The stock market is a hot topic for new investors of all ages. More and more people are wanting to work on their financial situation through smart (or risky) investments. Are you joining in on the trend?
If the stock market is new to you, it’s easy to get overenthusiastic and make some serious mistakes with investing that would be otherwise avoidable. You don’t want to end up like one of those people who “wins big” one day just to lose everything the next!
We want to help. Keep reading to learn a few mistakes that you want to avoid that are common for new investors.
Investing More Than You Can Risk
While investing is a good idea for everyone who’s willing to put in the time, not everyone has the money to be throwing into the stock market without care.
When many of us are living paycheck to paycheck it isn’t feasible to be investing hundreds per week, even if the payoff could be good. Things can turn in an instant and you could lose all of that money.
Budget out your weekly or monthly income and see what you can spare after all of your bills, necessities, and some “extras”. Don’t put yourself in a worse financial situation by trying to put yourself into a better one.
Not Putting In Research
Some stocks can be considered “safe stocks”. These are stocks from established companies that have a steady increase over time. Some industry powerhouses are reliable enough to throw money at without much research beforehand.

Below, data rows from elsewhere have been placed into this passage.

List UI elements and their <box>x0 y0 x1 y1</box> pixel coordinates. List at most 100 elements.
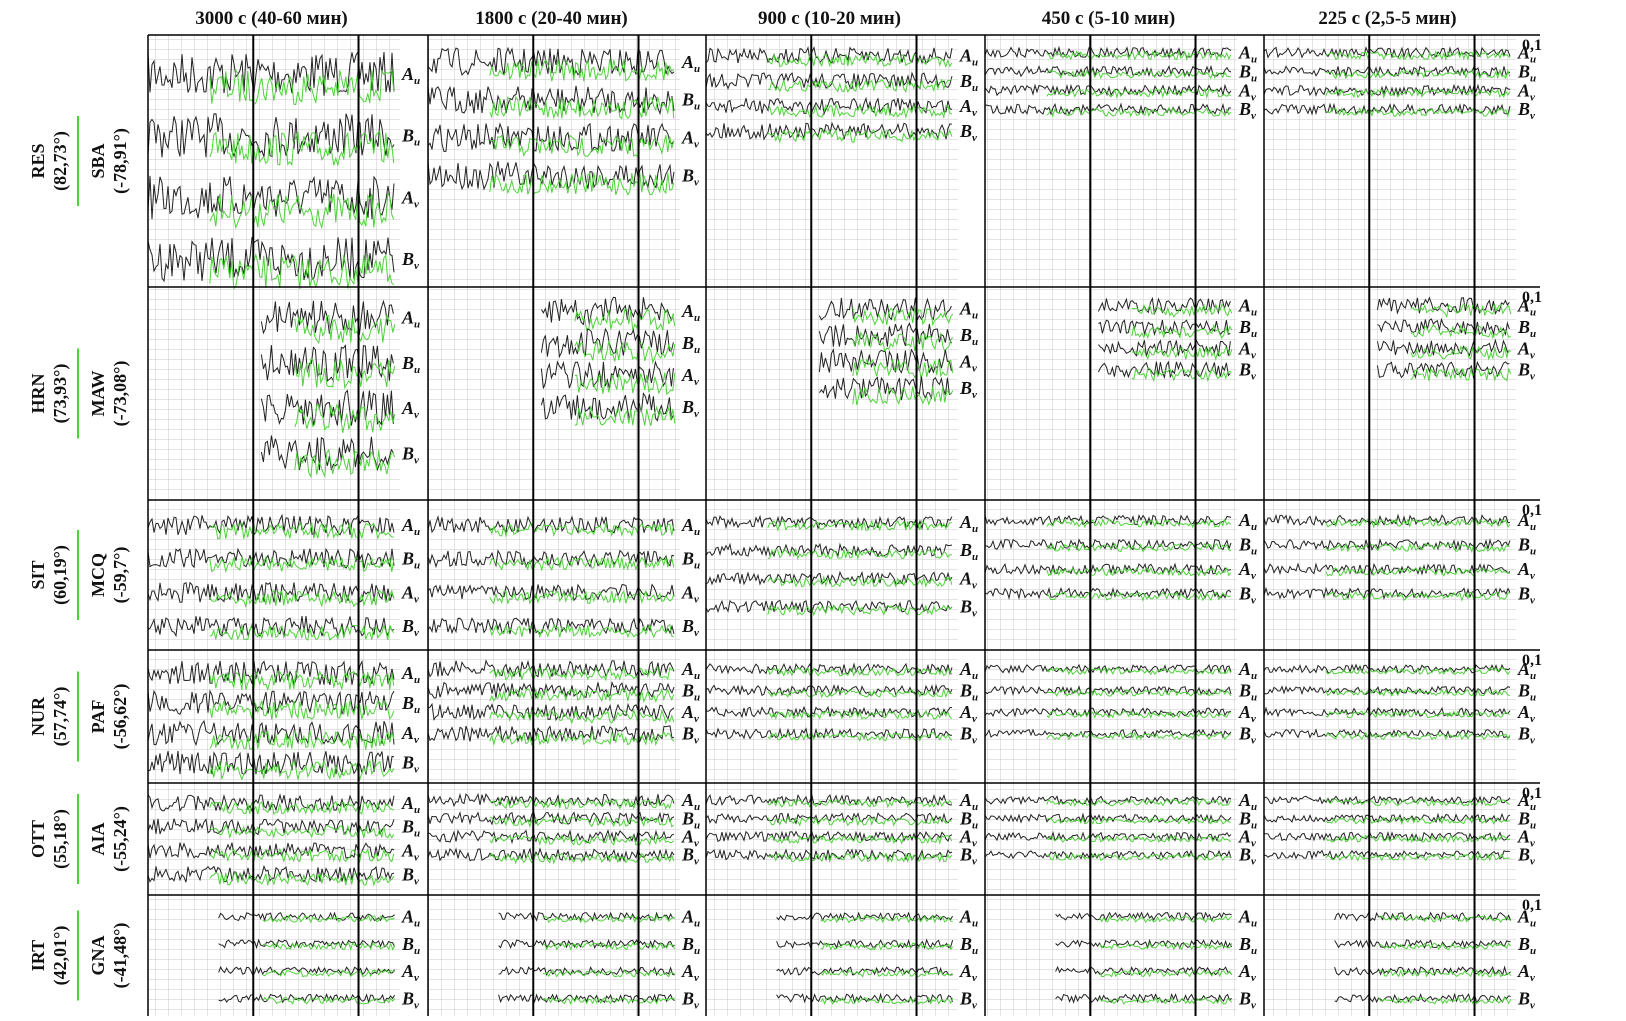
trace-label: Av <box>959 352 977 375</box>
waveform <box>1099 941 1233 951</box>
trace-subscript: u <box>1251 918 1257 930</box>
waveform <box>984 562 1232 576</box>
trace-label: Bu <box>959 71 978 94</box>
waveform <box>1099 996 1233 1005</box>
trace-label: Au <box>1517 510 1536 533</box>
waveform <box>1046 667 1232 676</box>
waveform <box>262 941 396 951</box>
waveform <box>209 758 395 781</box>
trace-letter: B <box>959 325 972 345</box>
trace-subscript: u <box>414 804 420 816</box>
station-label: (73,93°) <box>50 364 71 424</box>
waveform <box>540 296 674 326</box>
waveform <box>767 815 952 827</box>
trace-subscript: u <box>414 75 420 87</box>
trace-subscript: u <box>1251 307 1257 319</box>
waveform <box>262 996 396 1005</box>
trace-subscript: v <box>972 735 977 747</box>
trace-letter: B <box>401 549 414 569</box>
trace-subscript: v <box>972 132 977 144</box>
trace-letter: B <box>959 540 972 560</box>
trace-subscript: v <box>972 363 977 375</box>
trace-label: Au <box>1238 42 1257 65</box>
trace-subscript: v <box>414 972 419 984</box>
waveform <box>1097 360 1231 380</box>
trace-subscript: u <box>972 551 978 563</box>
trace-label: Bu <box>1238 680 1257 703</box>
waveform <box>767 731 953 742</box>
waveform <box>542 941 676 951</box>
waveform <box>820 914 953 924</box>
waveform <box>262 969 395 978</box>
trace-subscript: u <box>694 670 700 682</box>
waveform <box>767 687 953 699</box>
waveform <box>1263 706 1511 718</box>
trace-subscript: v <box>1251 349 1256 361</box>
panel-grid <box>706 895 958 1016</box>
trace-letter: A <box>1238 790 1251 810</box>
trace-subscript: v <box>972 999 977 1011</box>
trace-label: Av <box>1517 827 1535 850</box>
trace-label: Bv <box>681 845 699 868</box>
trace-letter: B <box>401 616 414 636</box>
trace-subscript: u <box>972 819 978 831</box>
waveform <box>147 842 395 860</box>
waveform <box>574 340 676 365</box>
waveform <box>489 815 675 829</box>
trace-subscript: u <box>972 523 978 535</box>
trace-label: Av <box>681 702 699 725</box>
trace-letter: B <box>1238 317 1251 337</box>
station-label: (82,73°) <box>50 131 71 191</box>
waveform <box>209 555 395 574</box>
waveform <box>489 666 675 682</box>
trace-letter: B <box>681 549 694 569</box>
panel-grid <box>706 35 958 287</box>
waveform <box>776 938 954 950</box>
trace-label: Bu <box>1517 61 1536 84</box>
trace-subscript: v <box>1530 594 1535 606</box>
trace-subscript: v <box>414 409 419 421</box>
trace-letter: B <box>1517 680 1530 700</box>
waveform <box>852 386 954 406</box>
waveform <box>542 969 675 978</box>
trace-subscript: v <box>1251 972 1256 984</box>
waveform <box>767 575 953 588</box>
trace-letter: A <box>959 298 972 318</box>
trace-label: Bv <box>1238 360 1256 383</box>
waveform <box>767 603 953 617</box>
trace-label: Av <box>959 96 977 119</box>
trace-label: Bu <box>1517 317 1536 340</box>
trace-label: Bv <box>401 616 419 639</box>
trace-label: Au <box>959 659 978 682</box>
waveform <box>984 812 1232 825</box>
column-header: 450 с (5-10 мин) <box>1042 8 1176 29</box>
trace-letter: A <box>959 961 972 981</box>
waveform <box>1131 323 1233 340</box>
trace-letter: A <box>681 515 694 535</box>
trace-label: Au <box>959 298 978 321</box>
trace-label: Bu <box>959 934 978 957</box>
trace-letter: A <box>681 52 694 72</box>
trace-letter: B <box>681 988 694 1008</box>
trace-label: Bu <box>1238 317 1257 340</box>
panel-grid <box>148 895 400 1016</box>
trace-label: Bv <box>401 753 419 776</box>
station-label: (-41,48°) <box>110 923 131 989</box>
trace-letter: B <box>959 808 972 828</box>
trace-letter: A <box>1517 961 1530 981</box>
waveform <box>705 542 953 558</box>
trace-label: Au <box>681 515 700 538</box>
waveform <box>1055 993 1232 1004</box>
waveform <box>209 800 395 816</box>
trace-letter: A <box>959 702 972 722</box>
waveform <box>1131 367 1232 383</box>
trace-label: Bu <box>401 693 420 716</box>
waveform <box>209 589 395 609</box>
waveform <box>489 708 675 725</box>
trace-label: Au <box>1238 907 1257 930</box>
trace-label: Bu <box>681 808 700 831</box>
trace-label: Bu <box>401 353 420 376</box>
trace-subscript: u <box>1251 521 1257 533</box>
station-label: (57,74°) <box>50 687 71 747</box>
trace-subscript: u <box>1251 328 1257 340</box>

The stocks that are going to net you the most potential gain in a short time, though, are likely to be newcomers. This means that they don’t have the established trust and they aren’t in our cultural “information bank” (like businesses like Disney or Apple would be).
This is where research comes in. When it comes to anything new and exciting, looking into the cost, cost changes and the overall history of the company is crucial. How do they make their money? What does their stock price depend on?
Not knowing these things can lead to you making foolish decisions.
Some of the most profitable stocks have a slow rise over time. You may put money into it in 2020 and not take it back out until 2040 or beyond. You need to understand that through that time there may be small dips or rises but you can benefit more from hanging onto it.
This also means it’s not a good idea to buy as soon as something makes a small dip in price.
Daytrading can be profitable but it takes more attention and effort than normal trading. When you’re setting investment goals you need to be ready to exercise patience.
Following the Crowd
The moment that you recognize that everyone is hopping onto the same stock it’s probably too late for you to follow suit.
This isn’t a universal truth, but unless you have your finger on the pulse of the stock in question you’re going to miss the boat by waiting for everyone else to move. You might still benefit, but you won’t have the same results as if you’ve just been attentive on your own.
Do These Mistakes with Investing Sound Familiar?
It’s normal to make a few mistakes with investing here and there when you’re getting started, but unless you have excess money to lose you’re going to want to keep your errors to a minimum.
Investing is great for your future, but you can also work your way into financial ruin in no time. Be careful out there and invest wisely.